D’autres questions semblent aussi fort légitimes.
Pourquoi est-il même nécessaire que le gouvernement fédéral impose, par l’entremise de ce projet de loi, une obligation d’information du public? Les organisations ouvrières sont déjà soumises, à l’échelle provinciale, à des exigences normales en matière de rapports, auxquelles elles se conforment entièrement. Par ailleurs, elles doivent déjà rendre compte à leurs membres de leur gestion financière et de leurs autres activités dans le cadre de processus démocratiques.
Pourquoi ce texte de loi s’applique-t-il strictement aux organisations ouvrières, et non pas aussi aux nombreuses autres organisations, y compris les groupes d’employeurs, qui sont également avantagées par le régime fiscal? Le projet de loi épargne les associations professionnelles des médecins, des avocats, des comptables et de bien d’autres professions. En fait, les membres du gouvernement ont rejeté une motion visant à amender le projet de loi pour ajouter les groupements d’employeurs aux organisations légiférées.

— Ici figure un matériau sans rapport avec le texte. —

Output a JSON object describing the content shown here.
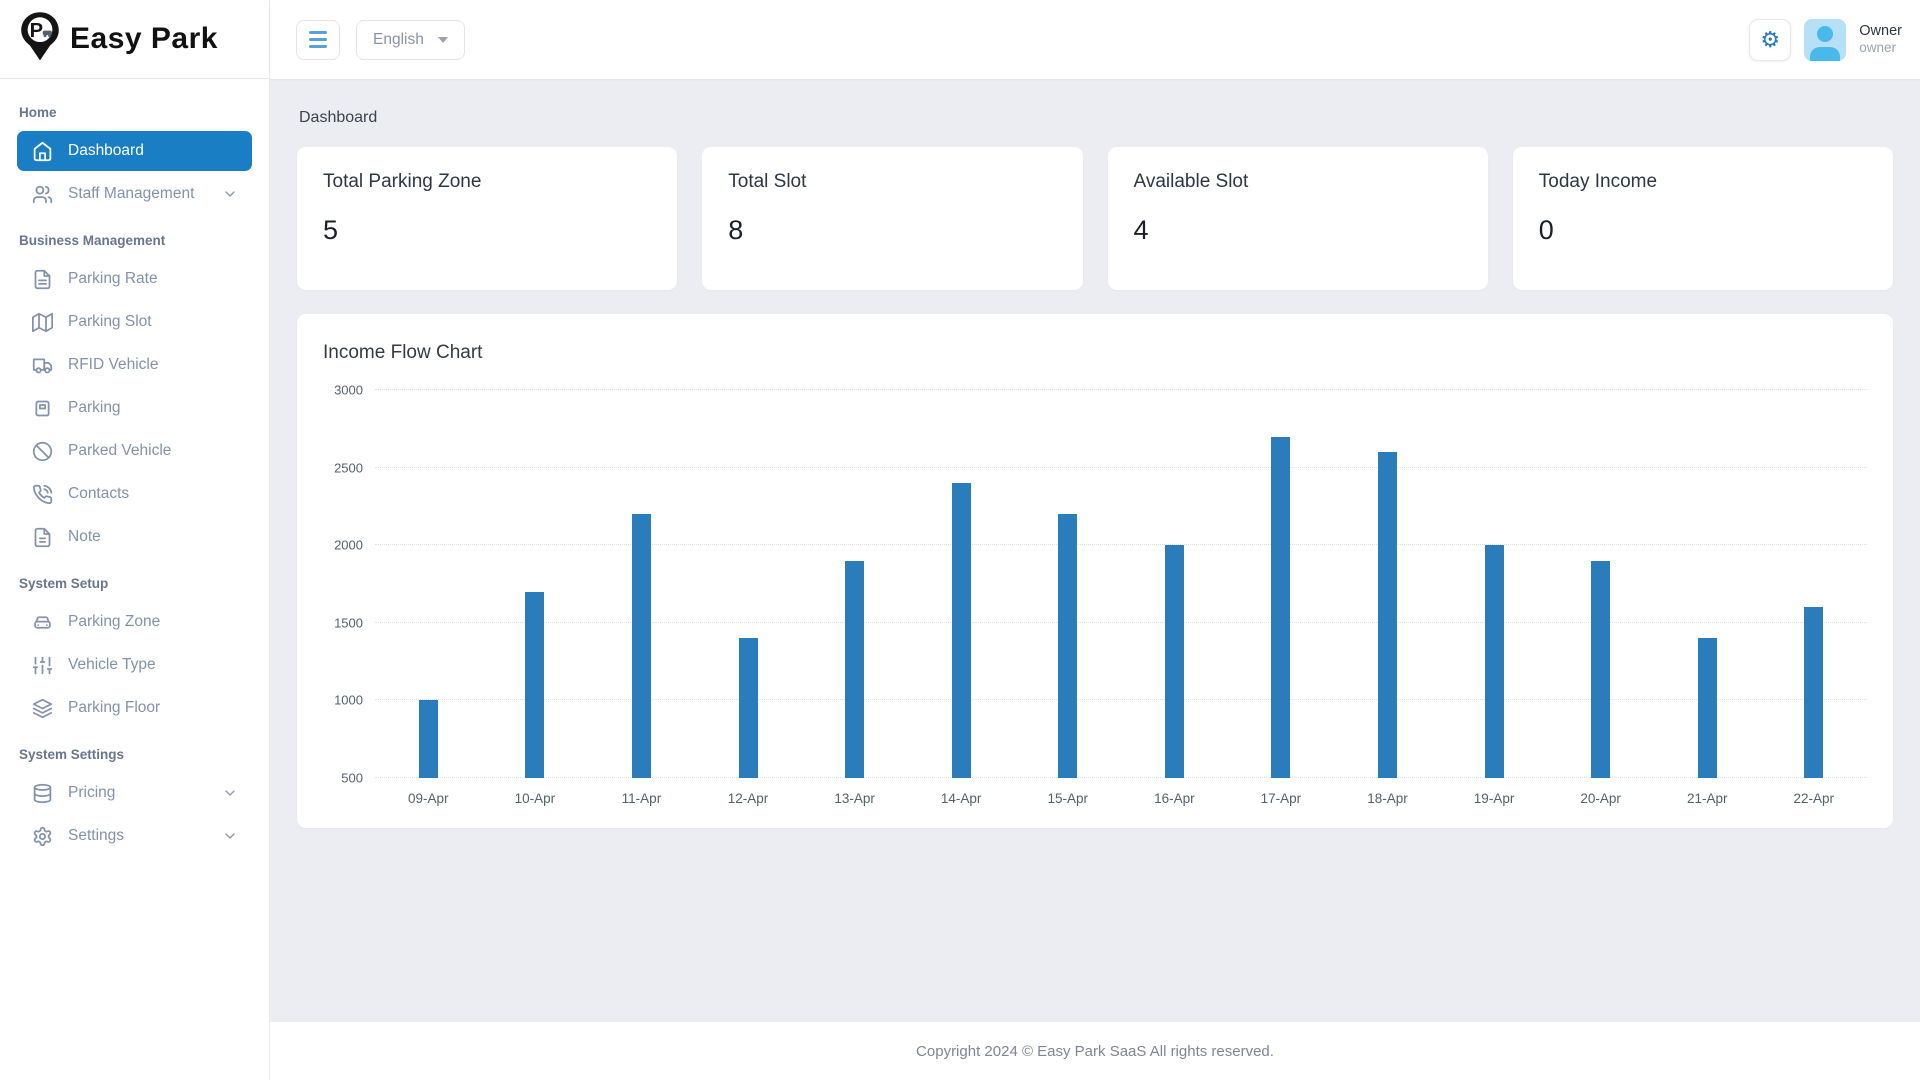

L’intention discriminatoire et antisyndicale à la base du projet de loi est on ne peut plus claire.
Enfin, comment le gouvernement fédéral justifie-t-il les coûts élevés de la mise en place et du maintien de la machine administrative exigée par la nouvelle loi alors que, du même souffle, il prône l’austérité et la saine gestion financière? Dans son dernier budget, il a imposé, au nom de l’austérité, des compressions de plus de 5 milliards de dollars, notamment par l’élimination de plus de 19 000 emplois dans la fonction publique. Un dur coup a été porté au financement de la recherche fondamentale dans les universités canadiennes. À titre d’exemple, les fonds habituellement accordés à la Région des lacs expérimentaux — une station de recherche unique et de renommée internationale située dans le nord-ouest de l’Ontario — lui ont été retirés dernièrement. Une « économie » de 2 millions de dollars par an.
Le projet de loi C-377 répond à des motifs simples. Il fait partie d’une charge plus générale contre le mouvement syndical qui vise à affaiblir l’opposition des groupes aux politiques néolibérales des gouvernements de droite. Depuis le début, le mouvement syndical a joué un rôle catalyseur dans l’amélioration des conditions de travail et la recherche d’une plus grande équité pour l’ensemble des travailleurs. Il s’est fait le champion de réformes économiques, politiques et sociales qui ont finalement vu le jour, pour le mieux-être de toute la société. Dans un pays au paysage politique plutôt uniforme, le mouvement syndical est une réelle menace au statu quo.
Ce n’est pas une coïncidence si cette loi inutile fournit des munitions aux employeurs en leur donnant accès à des informations stratégiques sur les activités des organisations ouvrières, et si elle compromet gravement le travail que celles-ci accomplissent sur le terrain politique. L’idée maîtresse est d’affaiblir le mouvement syndical pour l’empêcher de jouer pleinement son rôle traditionnel dans l’établissement des politiques publiques.